This page explains how the M+1 peak in a mass spectrum can be used to estimate the number of carbon atoms in an organic compound.
What causes the M+1 peak?
If you had a complete (rather than a simplified) mass spectrum, you will find a small line 1 m/z unit to the right of the main molecular ion peak. This small peak is called the M+1 peak.
The carbon-13 isotope
The M+1 peak is caused by the presence of the 13C isotope in the molecule. 13C is a stable isotope of carbon - don't confuse it with the 14C isotope which is radioactive. Carbon-13 makes up 1.11% of all carbon atoms. If you had a simple compound like methane, CH4, approximately 1 in every 100 of these molecules will contain carbon-13 rather than the more common carbon-12. That means that 1 in every 100 of the molecules will have a mass of 17 (13 + 4) rather than 16 (12 + 4). The mass spectrum will therefore have a line corresponding to the molecular ion [13CH4]+ as well as [12CH4]+. The line at m/z = 17 will be much smaller than the line at m/z = 16 because the carbon-13 isotope is much less common. Statistically you will have a ratio of approximately 1 of the heavier ions to every 99 of the lighter ones. That's why the M+1 peak is much smaller than the M+ peak.
Using the M+1 peak
Imagine a compound containing 2 carbon atoms. Either of them has an approximately 1 in 100 chance of being 13C.

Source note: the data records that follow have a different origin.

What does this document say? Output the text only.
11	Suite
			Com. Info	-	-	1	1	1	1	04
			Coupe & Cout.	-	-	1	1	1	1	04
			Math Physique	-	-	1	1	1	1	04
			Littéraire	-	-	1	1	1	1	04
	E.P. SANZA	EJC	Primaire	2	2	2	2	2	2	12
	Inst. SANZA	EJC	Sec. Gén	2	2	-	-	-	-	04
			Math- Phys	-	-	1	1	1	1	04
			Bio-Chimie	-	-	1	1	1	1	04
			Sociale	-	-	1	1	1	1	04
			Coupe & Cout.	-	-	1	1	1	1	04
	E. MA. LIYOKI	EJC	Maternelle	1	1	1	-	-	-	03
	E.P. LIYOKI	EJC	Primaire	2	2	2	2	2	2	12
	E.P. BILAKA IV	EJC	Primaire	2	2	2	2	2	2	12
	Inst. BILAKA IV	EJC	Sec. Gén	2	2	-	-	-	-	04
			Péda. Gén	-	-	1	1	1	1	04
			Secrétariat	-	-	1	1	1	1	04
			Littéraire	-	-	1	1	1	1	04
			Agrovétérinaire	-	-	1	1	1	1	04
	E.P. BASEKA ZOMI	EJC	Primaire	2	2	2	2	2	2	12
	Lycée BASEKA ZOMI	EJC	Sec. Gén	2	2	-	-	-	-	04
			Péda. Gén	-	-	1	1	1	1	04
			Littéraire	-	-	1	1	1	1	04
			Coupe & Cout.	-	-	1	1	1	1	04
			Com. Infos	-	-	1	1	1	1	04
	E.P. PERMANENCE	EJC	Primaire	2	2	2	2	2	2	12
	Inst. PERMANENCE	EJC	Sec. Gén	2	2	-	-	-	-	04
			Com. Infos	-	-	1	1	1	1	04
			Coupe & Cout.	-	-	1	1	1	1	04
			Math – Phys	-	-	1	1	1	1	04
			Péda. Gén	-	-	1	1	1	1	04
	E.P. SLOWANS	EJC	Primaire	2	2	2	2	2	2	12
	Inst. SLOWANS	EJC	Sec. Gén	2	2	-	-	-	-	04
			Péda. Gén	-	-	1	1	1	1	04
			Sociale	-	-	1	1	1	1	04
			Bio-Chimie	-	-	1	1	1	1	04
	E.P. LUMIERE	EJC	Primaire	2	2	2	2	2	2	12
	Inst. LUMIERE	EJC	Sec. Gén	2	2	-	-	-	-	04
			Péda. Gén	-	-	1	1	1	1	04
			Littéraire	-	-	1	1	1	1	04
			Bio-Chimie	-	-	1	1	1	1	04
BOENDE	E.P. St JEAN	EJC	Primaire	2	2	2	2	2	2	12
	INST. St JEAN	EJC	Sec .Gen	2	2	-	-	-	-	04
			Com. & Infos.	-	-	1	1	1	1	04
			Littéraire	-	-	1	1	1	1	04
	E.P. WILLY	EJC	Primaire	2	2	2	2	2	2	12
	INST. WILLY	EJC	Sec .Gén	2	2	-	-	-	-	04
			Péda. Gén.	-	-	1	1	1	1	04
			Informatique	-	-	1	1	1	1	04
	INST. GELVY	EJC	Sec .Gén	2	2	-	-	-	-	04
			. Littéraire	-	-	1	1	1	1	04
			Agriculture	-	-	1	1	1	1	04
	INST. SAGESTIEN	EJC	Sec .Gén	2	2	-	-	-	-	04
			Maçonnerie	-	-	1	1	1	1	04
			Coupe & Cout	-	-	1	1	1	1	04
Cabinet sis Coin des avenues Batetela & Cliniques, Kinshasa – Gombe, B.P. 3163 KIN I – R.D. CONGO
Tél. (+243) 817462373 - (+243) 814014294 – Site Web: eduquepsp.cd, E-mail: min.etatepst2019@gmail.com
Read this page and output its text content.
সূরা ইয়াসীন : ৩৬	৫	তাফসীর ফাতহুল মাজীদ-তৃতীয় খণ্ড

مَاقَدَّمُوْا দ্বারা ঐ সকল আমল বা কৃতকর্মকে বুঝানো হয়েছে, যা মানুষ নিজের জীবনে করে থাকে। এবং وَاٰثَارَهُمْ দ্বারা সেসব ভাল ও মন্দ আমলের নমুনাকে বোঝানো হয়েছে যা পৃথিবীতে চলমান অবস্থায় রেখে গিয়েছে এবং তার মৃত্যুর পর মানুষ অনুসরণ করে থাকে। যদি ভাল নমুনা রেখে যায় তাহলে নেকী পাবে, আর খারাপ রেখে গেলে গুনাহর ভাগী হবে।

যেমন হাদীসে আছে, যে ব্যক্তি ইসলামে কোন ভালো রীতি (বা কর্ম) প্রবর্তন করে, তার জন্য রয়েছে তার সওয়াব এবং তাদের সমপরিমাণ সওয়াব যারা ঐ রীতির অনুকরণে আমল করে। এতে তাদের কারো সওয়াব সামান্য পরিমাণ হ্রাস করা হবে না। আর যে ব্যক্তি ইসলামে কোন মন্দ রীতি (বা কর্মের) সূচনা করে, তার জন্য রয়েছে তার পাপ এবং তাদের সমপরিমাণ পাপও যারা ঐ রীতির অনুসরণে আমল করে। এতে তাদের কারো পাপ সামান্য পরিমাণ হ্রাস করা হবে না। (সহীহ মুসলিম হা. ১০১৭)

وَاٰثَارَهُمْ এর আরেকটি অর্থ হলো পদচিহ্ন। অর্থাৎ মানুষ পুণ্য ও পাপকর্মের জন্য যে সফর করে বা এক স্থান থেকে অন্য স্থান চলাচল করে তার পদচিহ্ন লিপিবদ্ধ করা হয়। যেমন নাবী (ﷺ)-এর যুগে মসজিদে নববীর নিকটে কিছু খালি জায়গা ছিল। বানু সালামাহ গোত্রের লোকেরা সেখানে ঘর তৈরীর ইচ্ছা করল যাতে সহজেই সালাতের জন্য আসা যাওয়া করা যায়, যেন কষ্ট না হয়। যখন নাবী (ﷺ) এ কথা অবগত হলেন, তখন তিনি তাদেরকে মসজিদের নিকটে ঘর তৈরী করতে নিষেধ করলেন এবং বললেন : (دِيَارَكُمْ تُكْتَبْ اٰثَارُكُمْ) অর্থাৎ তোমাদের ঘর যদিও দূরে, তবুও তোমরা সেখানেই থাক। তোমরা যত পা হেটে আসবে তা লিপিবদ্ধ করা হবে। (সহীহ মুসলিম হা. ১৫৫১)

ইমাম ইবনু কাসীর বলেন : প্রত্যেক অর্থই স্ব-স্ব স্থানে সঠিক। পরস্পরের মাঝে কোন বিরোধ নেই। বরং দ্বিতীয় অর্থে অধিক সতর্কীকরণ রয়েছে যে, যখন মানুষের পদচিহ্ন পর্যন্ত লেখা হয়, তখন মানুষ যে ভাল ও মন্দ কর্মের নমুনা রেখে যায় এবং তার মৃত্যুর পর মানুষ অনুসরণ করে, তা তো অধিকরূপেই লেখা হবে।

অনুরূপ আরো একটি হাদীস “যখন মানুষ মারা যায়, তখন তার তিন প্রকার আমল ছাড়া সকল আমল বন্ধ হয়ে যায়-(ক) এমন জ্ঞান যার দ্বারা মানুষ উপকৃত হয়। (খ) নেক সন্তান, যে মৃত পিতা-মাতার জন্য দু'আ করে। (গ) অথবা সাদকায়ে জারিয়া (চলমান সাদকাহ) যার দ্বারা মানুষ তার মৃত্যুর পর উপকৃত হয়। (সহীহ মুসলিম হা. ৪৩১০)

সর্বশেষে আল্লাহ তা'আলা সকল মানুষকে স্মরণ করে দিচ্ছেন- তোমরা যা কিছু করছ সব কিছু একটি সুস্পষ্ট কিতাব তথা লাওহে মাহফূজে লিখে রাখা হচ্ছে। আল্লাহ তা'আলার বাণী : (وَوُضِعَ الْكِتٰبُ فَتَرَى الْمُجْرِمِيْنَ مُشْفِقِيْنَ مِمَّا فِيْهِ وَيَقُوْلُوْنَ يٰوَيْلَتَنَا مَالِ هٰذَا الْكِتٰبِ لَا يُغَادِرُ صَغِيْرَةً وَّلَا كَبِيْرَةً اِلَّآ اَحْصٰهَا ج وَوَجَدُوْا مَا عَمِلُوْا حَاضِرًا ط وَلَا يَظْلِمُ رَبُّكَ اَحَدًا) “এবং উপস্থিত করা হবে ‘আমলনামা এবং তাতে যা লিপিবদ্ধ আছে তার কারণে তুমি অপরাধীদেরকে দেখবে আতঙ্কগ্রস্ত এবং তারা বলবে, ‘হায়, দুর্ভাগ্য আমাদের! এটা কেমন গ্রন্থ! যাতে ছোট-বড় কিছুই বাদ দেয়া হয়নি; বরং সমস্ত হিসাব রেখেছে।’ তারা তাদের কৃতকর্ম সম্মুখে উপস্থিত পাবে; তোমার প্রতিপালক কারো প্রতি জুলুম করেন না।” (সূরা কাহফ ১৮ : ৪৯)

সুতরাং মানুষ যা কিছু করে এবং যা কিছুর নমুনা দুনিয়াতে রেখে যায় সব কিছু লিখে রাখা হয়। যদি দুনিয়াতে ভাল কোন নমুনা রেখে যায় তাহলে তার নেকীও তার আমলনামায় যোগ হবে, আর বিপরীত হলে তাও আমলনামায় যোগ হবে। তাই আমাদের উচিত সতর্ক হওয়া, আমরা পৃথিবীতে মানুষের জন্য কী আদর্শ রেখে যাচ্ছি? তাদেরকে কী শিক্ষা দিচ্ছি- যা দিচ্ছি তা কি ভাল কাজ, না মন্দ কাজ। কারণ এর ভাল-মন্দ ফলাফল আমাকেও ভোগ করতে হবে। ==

There's therefore a 2 in 100 chance of the molecule as a whole containing one 13C atom rather than a 12C atom - which leaves a 98 in 100 chance of both atoms being 12C. That means that the ratio of the height of the M+1 peak to the M+ peak will be approximately 2 : 98. That's pretty close to having an M+1 peak approximately 2% of the height of the M+ peak.
Using the relative peak heights to predict the number of carbon atoms
If you measure the peak height of the M+1 peak as a percentage of the peak height of the M+ peak, that gives you the number of carbon atoms in the compound. We've just seen that a compound with 2 carbons will have an M+1 peak approximately 2% of the height of the M+ peak. Similarly, you could show that a compound with 3 carbons will have the M+1 peak at about 3% of the height of the M+ peak. The approximations we are making won't hold with more than 2 or 3 carbons. The proportion of carbon atoms which are 13C isn't 1% - it's 1.11%. And the approximation that a ratio of 2 : 98 is about 2% doesn't hold as the small number increases.
Consider a molecule with 5 carbons in it. You could work out that 5.55 (5 x 1.11) molecules will contain 1 13C to every 94.45 (100 - 5.55) which contain only 12C atoms. If you convert that to how tall the M+1 peak is as a percentage of the M+ peak, you get an answer of 5.9% (5.55/94.45 x 100). That's close enough to 6% that you might assume wrongly that there are 6 carbon atoms. Above 3 carbon atoms, then, you shouldn't really be making the approximation that the height of the M+1 peak as a percentage of the height of the M+ peak tells you the number of carbons - you will need to do some fiddly sums!